LinkedHashMap links the entries in the allocation order, and iterates in the same order, it means that it scans TLAB memory sequentially.
I modified my code so that I call gc after creating the sets. It seems to only have a small effect. Calling the gc can even have a negative effect.
I tried recreating a new hash set from the previous hash set in the hope that the data would be allocated in the right order…
No luck:
See https://github.com/lemire/Code-used-on-Daniel-Lemire-s-blog/blob/master/2018/03/13/src/main/java/me/lemire/microbenchmarks/hash/OrderHash.java
Degradation is observed when a “recreated” set is iterated, as far as I can see.

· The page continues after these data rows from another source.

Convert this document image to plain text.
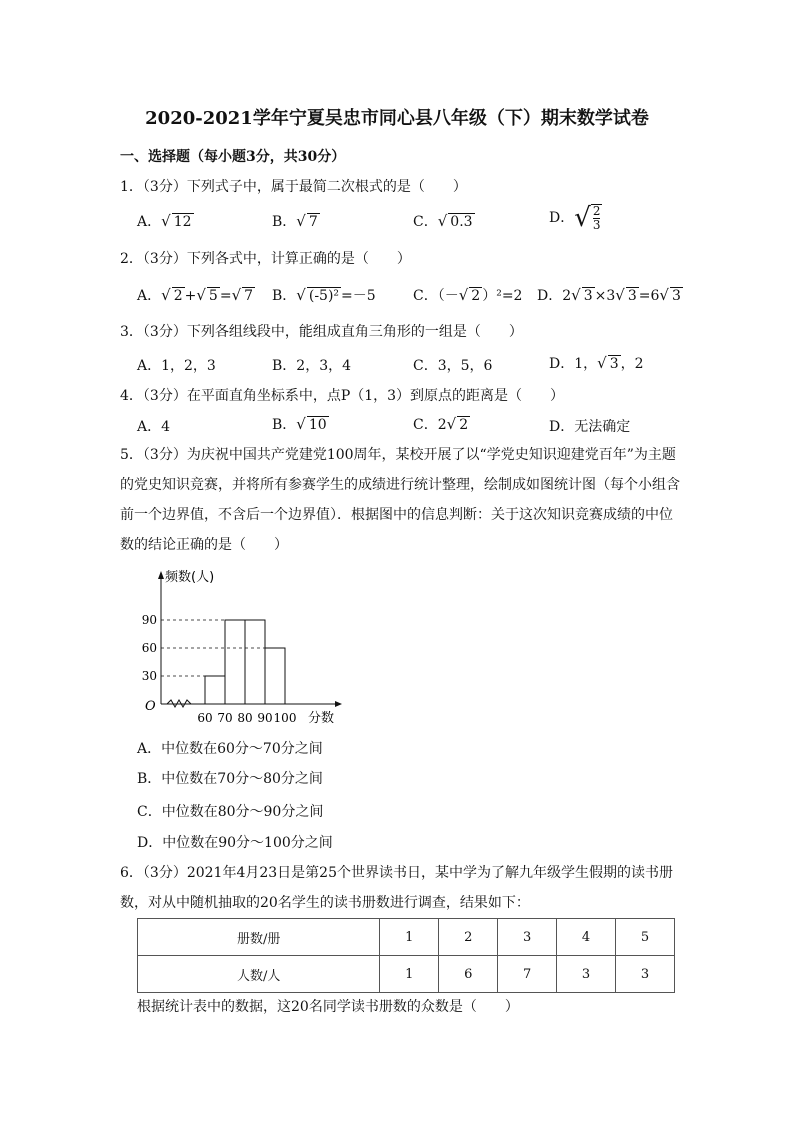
2020-2021学年宁夏吴忠市同心县八年级（下）期末数学试卷
一、选择题（每小题3分，共30分）
1．（3分）下列式子中，属于最简二次根式的是（　　）
A．√ 12	B．√ 7	C．√ 0.3	D．√ $\frac{2}{3}$
2．（3分）下列各式中，计算正确的是（　　）
A．√ 2 +√ 5 =√ 7 B．√ (-5)² =－5	C．（－√ 2 ）²=2 D．2√ 3 ×3√ 3 =6√ 3
3．（3分）下列各组线段中，能组成直角三角形的一组是（　　）
A．1，2，3	B．2，3，4	C．3，5，6	D．1，√ 3 ，2
4．（3分）在平面直角坐标系中，点P（1，3）到原点的距离是（　　）
A．4	B．√ 10	C．2√ 2	D．无法确定
5．（3分）为庆祝中国共产党建党100周年，某校开展了以“学党史知识迎建党百年”为主题的党史知识竞赛，并将所有参赛学生的成绩进行统计整理，绘制成如图统计图（每个小组含前一个边界值，不含后一个边界值）．根据图中的信息判断：关于这次知识竞赛成绩的中位数的结论正确的是（　　）
频数(人)
分数
O
30
60
90
60 70 80 90 100
A．中位数在60分～70分之间
B．中位数在70分～80分之间
C．中位数在80分～90分之间
D．中位数在90分～100分之间
6．（3分）2021年4月23日是第25个世界读书日，某中学为了解九年级学生假期的读书册数，对从中随机抽取的20名学生的读书册数进行调查，结果如下：
册数/册	1	2	3	4	5
人数/人	1	6	7	3	3
根据统计表中的数据，这20名同学读书册数的众数是（　　）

Possible reason might be that GC scans arrays in decreasing order (I don’t know and don’t assert that!), So GC might put objects in not very favourable order again.
Anyway, it’s all just assumtions. Both of your benchmark results might be completely misleading, affected by some bugs or contribution factors that we didn’t consider yet. Only study of perfasm with cycle as well as cache miss counts could help to answer those questions for sure.
That’s work for me by the way 😀
Fastutil has additional implementations.
In particular, a hash set without chaining, but open addressing.
Can you include these in your benchmark? It would be interesting to see the differences even without the primitive specializations that make fastutil attractive.
Pull Requests invited!
JavaScript only preserves insertion order for non-numeric properties. The actual iteration order is:
Numeric properties in ascending order.
String properties in insertion order.
Symbols.
ES 3 however described objects as “unordered”. A few years ago Firefox used insertion order for all properties and V8 browsers the current behavior. It seems ES6 finally established the iteration rules as it was causing quite a few bugs. http://2ality.com/2015/10/property-traversal-order-es6.html
JavaScript only preserves insertion order for non-numeric properties. (…) Numeric properties in ascending order.
Can you please type this in your favorite JavaScript console:
(Update: I had pasted Swift code initially.)
I executed test on my pc and it show the following results
Benchmark (gc) Mode Cnt Score Error Units
collectionUtils.OrderHash.scanHashSet false thrpt 5 39,380 ± 1,357 ops/s
collectionUtils.OrderHash.scanHashSet true thrpt 5 38,749 ± 0,897 ops/s
collectionUtils.OrderHash.scanHashSet2 false thrpt 5 55,521 ± 15,549 ops/s
collectionUtils.OrderHash.scanHashSet2 true thrpt 5 64,839 ± 3,105 ops/s
collectionUtils.OrderHash.scanLinkedHashSet false thrpt 5 141,776 ± 23,246 ops/s
collectionUtils.OrderHash.scanLinkedHashSet true thrpt 5 143,821 ± 1,604 ops/s
why is that scanHashSet2 is almost twice as fast as scanHashSet?
it depends on the way it was filled?